Warning: This preprocessor can’t be used by supplying a string with the name to the class SimcatsDataset from the simcats_datasets.pytorch module, as it requires that preprocessors need no additional parameters but only the data.
- Parameters:
data (Union[numpy.ndarray, List[numpy.ndarray]]) – The image to decimate.
target_size (Tuple[int, int]) – The target size to decimate to.
- Returns:
The decimated image or a list of such.
- Return type:
Union[numpy.ndarray, List[numpy.ndarray]]
- simcats_datasets.support_functions.data_preprocessing.standardize_to_dataset(data, mean, std)
Standardization of the data not per image but for a whole dataset.

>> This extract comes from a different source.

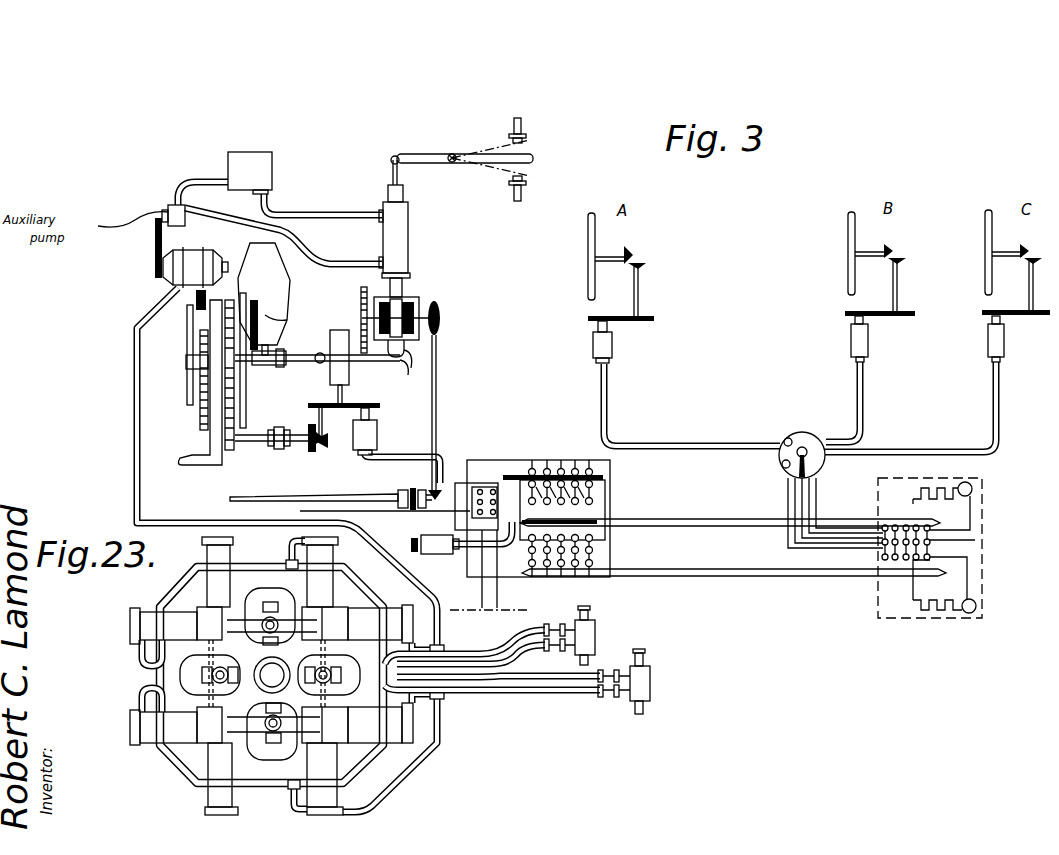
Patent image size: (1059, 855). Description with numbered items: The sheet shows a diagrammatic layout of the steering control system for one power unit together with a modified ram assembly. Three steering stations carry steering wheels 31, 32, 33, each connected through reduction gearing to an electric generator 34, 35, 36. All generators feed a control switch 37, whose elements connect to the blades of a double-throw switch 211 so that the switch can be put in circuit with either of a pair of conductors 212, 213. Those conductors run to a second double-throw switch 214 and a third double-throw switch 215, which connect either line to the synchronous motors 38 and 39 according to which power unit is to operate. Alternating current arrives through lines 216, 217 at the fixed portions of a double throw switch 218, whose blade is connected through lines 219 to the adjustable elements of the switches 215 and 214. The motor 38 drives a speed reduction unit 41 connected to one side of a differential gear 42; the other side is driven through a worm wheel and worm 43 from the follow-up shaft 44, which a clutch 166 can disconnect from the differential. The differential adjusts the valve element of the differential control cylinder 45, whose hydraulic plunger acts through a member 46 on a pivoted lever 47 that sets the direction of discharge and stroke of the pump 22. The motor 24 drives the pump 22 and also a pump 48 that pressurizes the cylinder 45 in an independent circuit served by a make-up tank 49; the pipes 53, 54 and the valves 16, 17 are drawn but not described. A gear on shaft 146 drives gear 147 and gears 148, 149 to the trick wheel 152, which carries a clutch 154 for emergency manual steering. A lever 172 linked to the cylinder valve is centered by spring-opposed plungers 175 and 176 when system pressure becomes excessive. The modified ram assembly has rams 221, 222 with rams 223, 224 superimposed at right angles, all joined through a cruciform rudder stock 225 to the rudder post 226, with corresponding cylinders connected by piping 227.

Warning: This preprocessor can’t be used by supplying a string with the name to the class SimcatsDataset from the simcats_datasets.pytorch module, as it requires that preprocessors need no additional parameters but only the data.
- Parameters:
data (Union[np.ndarray, List[np.ndarray]]) – Numpy array to be standardized (or a list of such).
mean (float) – The mean to subtract.
std (float) – The standard deviation to divide by.
- Returns:
Standardized numpy array (or a list of such).
- Return type:
Union[np.ndarray, List[np.ndarray]]
- simcats_datasets.support_functions.data_preprocessing.bm3d_smoothing(data)
Smoothing of the data using the BM3D algorithm.
- Parameters:
data (Union[numpy.ndarray, List[numpy.ndarray]]) – Numpy array to be smoothed (or a list of such)
- Returns:
BM3D-smoothed numpy array (or a list of such)
- Return type:
Union[numpy.ndarray, List[numpy.ndarray]]
- simcats_datasets.support_functions.data_preprocessing.vertical_median_smoothing(data)
Median-smoothing of the data, for each vertical column independently.
- Parameters:
data (Union[numpy.ndarray, List[numpy.ndarray]]) – Numpy array to be smoothed (or a list of such).
- Returns:
Smoothed numpy array (or a list of such).
- Return type:
Union[numpy.ndarray, List[numpy.ndarray]]